Only two years ago investors were lauding Semel, a former co-chairman of Warner Bros., for rescuing Yahoo from the dot-com bust after he joined in 2001. But now some are asking whether Semel is the right executive to lead the company through its next phase.
“He’s certainly been the right guy to run it over the last five years,” said Citigroup analyst Mark Mahaney. “He turned the company around. Whether he’s the right guy to run it the next five years, I’m not sure.”
For his part, Semel said in an interview that he was “having a great time” running Yahoo, which two Stanford grad students started as an online directory in 1994. Semel said the company’s first five years or so were about building an audience. The next five, which he oversaw, were about building products. Now Yahoo is entering its third phase: focusing on its users and advertisers.
“I see this as an enormous opportunity for our company,” he said. “I’m someone who believes in change.”
But recently the world has been changing faster than Yahoo.
The site attracts 130 million U.S. Web surfers a month, according to research firm ComScore Networks, and is the Web’s largest broker of brand-oriented display ads. Many of its properties, including news and e-mail, rank at or near the top of their categories.
“Yahoo still has a very big, loyal audience,” Card said.
But Time Warner Inc.'s AOL and Microsoft Corp.'s MSN are competing more strongly for advertising dollars, and Google is better than Yahoo at matching targeted ads with search-engine results, said Mark Kingdon, CEO of ad agency Organic Inc.
Meanwhile, community websites such as Fox’s MySpace and Google’s YouTube are gaining traffic and advertisers. Yahoo has acquired several social-media operations, such as the bookmarking site Del.icio.us and the photo-sharing site Flickr, but has yet to incorporate them broadly across its properties.
“Simply because Yahoo was a pioneer in the industry doesn’t ensure its success forever,” Kingdon said. “A smart idea grew into a major portal. Now, that major portal must transform itself. At Yahoo’s size, that is a big, significant challenge.”
Somewhere along the way, Yahoo began to closely resemble the traditional media companies it was supposed to displace, Denuo’s Hanlon said.
“I think Yahoo has been a victim of its own success,” he said. “They have truly made the transition from being a start-up, renegade, change-the-world kind of company to being part of the classic media club. With that change, your wardrobe needs to change. You have to act differently.”
Semel said he reorganized the company in part to help it move more quickly. Yahoo now has three main divisions, focusing on users, advertisers and the technology to support the two.
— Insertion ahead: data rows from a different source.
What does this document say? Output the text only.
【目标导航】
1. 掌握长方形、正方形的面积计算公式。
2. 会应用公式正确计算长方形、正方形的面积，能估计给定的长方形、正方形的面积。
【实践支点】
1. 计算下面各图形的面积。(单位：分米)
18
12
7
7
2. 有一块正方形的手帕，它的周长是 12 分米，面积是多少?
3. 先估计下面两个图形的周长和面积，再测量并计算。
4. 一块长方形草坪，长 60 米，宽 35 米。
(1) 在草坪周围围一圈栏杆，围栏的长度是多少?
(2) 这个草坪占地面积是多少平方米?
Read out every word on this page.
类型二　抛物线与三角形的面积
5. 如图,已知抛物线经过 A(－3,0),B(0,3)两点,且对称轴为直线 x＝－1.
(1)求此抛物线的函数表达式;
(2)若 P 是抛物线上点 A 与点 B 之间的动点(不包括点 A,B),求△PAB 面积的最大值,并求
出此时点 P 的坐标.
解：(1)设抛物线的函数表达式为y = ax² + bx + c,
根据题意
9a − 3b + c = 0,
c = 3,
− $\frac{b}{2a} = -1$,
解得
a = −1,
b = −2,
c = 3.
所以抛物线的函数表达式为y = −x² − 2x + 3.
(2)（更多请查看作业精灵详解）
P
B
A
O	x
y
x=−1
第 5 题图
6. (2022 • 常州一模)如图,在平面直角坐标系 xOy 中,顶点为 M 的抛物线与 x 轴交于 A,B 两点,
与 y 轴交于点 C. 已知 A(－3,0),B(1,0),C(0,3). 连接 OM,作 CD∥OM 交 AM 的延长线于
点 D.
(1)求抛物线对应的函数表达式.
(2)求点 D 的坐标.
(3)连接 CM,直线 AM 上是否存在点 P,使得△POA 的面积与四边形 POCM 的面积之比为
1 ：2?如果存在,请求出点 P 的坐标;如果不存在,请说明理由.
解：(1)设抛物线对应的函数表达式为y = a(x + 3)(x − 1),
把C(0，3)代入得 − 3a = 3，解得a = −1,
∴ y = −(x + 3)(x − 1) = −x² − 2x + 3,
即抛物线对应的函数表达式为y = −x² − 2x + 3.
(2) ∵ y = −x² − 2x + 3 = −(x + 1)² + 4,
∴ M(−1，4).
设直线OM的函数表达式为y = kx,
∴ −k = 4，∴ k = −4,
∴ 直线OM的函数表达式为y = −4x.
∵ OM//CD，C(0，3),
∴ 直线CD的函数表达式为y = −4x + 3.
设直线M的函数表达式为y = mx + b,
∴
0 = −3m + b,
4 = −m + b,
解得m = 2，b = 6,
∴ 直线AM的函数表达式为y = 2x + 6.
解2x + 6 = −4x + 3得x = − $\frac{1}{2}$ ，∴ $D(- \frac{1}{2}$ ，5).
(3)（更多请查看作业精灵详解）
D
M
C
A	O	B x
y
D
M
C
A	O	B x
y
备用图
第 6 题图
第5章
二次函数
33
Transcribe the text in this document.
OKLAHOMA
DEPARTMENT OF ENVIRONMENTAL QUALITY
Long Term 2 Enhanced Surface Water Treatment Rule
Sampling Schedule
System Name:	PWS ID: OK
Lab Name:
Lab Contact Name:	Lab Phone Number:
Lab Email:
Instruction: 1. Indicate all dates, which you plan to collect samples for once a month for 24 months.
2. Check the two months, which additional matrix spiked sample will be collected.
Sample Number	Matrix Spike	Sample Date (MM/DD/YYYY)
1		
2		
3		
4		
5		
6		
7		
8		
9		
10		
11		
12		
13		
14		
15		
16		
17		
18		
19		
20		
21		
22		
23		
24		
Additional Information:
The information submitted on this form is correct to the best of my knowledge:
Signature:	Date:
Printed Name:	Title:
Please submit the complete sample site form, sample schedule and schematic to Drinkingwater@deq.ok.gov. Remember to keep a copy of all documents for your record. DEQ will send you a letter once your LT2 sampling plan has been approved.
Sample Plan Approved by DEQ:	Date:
Announcing their departures were Chief Operating Officer Dan Rosensweig, a former magazine and Internet publishing executive, and Yahoo Media Group head Lloyd Braun, a former chairman of ABC television.
Chief Financial Officer Sue Decker was elevated to oversee the advertiser group. The company said it was beginning an outside search for an executive to run the division focused on users.